I couldn't have whined to three better people in this world. I was held by one before being led on a cathartic walk through fourteen-degree fog at 2:30 am. I was given sound and thorough advice by another, and was rallied and bolstered by a third. In each of their own ways, they've helped me.
And I don't need you like I thought I would...did. The stuffed fox makes a better cuddler, after all--he lets me sleep at night.
There are now eight people for whom I would give anything to make sure they lived, and lived to the fullest extent life gives them. I love them all. I don't know what I would do without them.
You are not a big deal, then, I guess, like I previously thought. I so wanted to talk to you, possibly see your face, one last time; get the chance to not just yell at you, but yell at all the male figures in my life who've rejected me, and hurt me, and in some cases, broken my heart. God, that would have felt so good. But you aren't worth me losing my voice, and draining my energy, and holding onto that little ball of tar that I call a grudge. Grudges are sticky, and the longer I make a fist around it, the harder it will be to let it fall from my hand.
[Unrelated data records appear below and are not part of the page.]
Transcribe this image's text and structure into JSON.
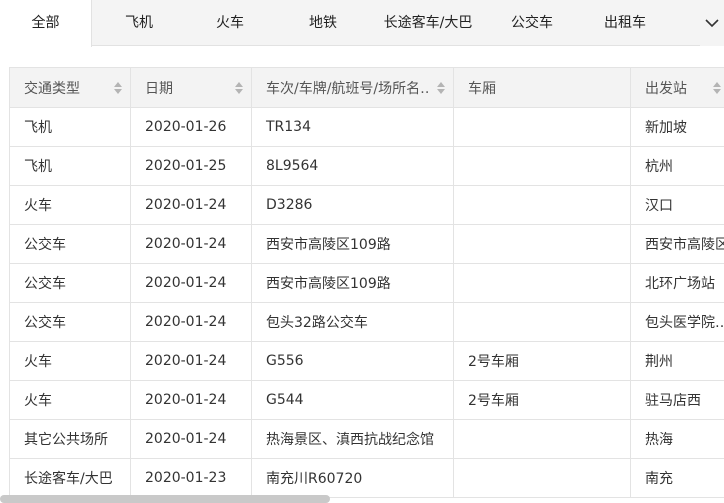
{
  "tabs": [
    {
      "label": "全部",
      "active": true
    },
    {
      "label": "飞机"
    },
    {
      "label": "火车"
    },
    {
      "label": "地铁"
    },
    {
      "label": "长途客车/大巴"
    },
    {
      "label": "公交车"
    },
    {
      "label": "出租车"
    }
  ],
  "table": {
    "headers": [
      "交通类型",
      "日期",
      "车次/车牌/航班号/场所名…",
      "车厢",
      "出发站"
    ],
    "sortable": [
      true,
      true,
      true,
      false,
      true
    ],
    "rows": [
      [
        "飞机",
        "2020-01-26",
        "TR134",
        "",
        "新加坡"
      ],
      [
        "飞机",
        "2020-01-25",
        "8L9564",
        "",
        "杭州"
      ],
      [
        "火车",
        "2020-01-24",
        "D3286",
        "",
        "汉口"
      ],
      [
        "公交车",
        "2020-01-24",
        "西安市高陵区109路",
        "",
        "西安市高陵区"
      ],
      [
        "公交车",
        "2020-01-24",
        "西安市高陵区109路",
        "",
        "北环广场站"
      ],
      [
        "公交车",
        "2020-01-24",
        "包头32路公交车",
        "",
        "包头医学院…"
      ],
      [
        "火车",
        "2020-01-24",
        "G556",
        "2号车厢",
        "荆州"
      ],
      [
        "火车",
        "2020-01-24",
        "G544",
        "2号车厢",
        "驻马店西"
      ],
      [
        "其它公共场所",
        "2020-01-24",
        "热海景区、滇西抗战纪念馆",
        "",
        "热海"
      ],
      [
        "长途客车/大巴",
        "2020-01-23",
        "南充川R60720",
        "",
        "南充"
      ]
    ]
  },
  "icons": {
    "sort": "sort-arrows-icon",
    "more": "chevron-down-icon"
  }
}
Someday, we may meet again. I don't think that I would regress back to any strong positive feelings that I once harbored for you. I wouldn't take you back, if there's anything left to take.
I hope that you find whatever you're looking for, but first, I hope you figure out what that is.
As for me, whatever challenges, whatever lows, I encounter in the rest of my life, great or small, I look forward to it--because no matter where the path I make in my life, in this world, takes me, I have, at the very least, the support and love of eight people who I love and care about dearly to hang onto the whole way.
And I can only wish that you have, or will have, people like that in your life, and that you are as blessed as I am, because I am blessed by something great in this life.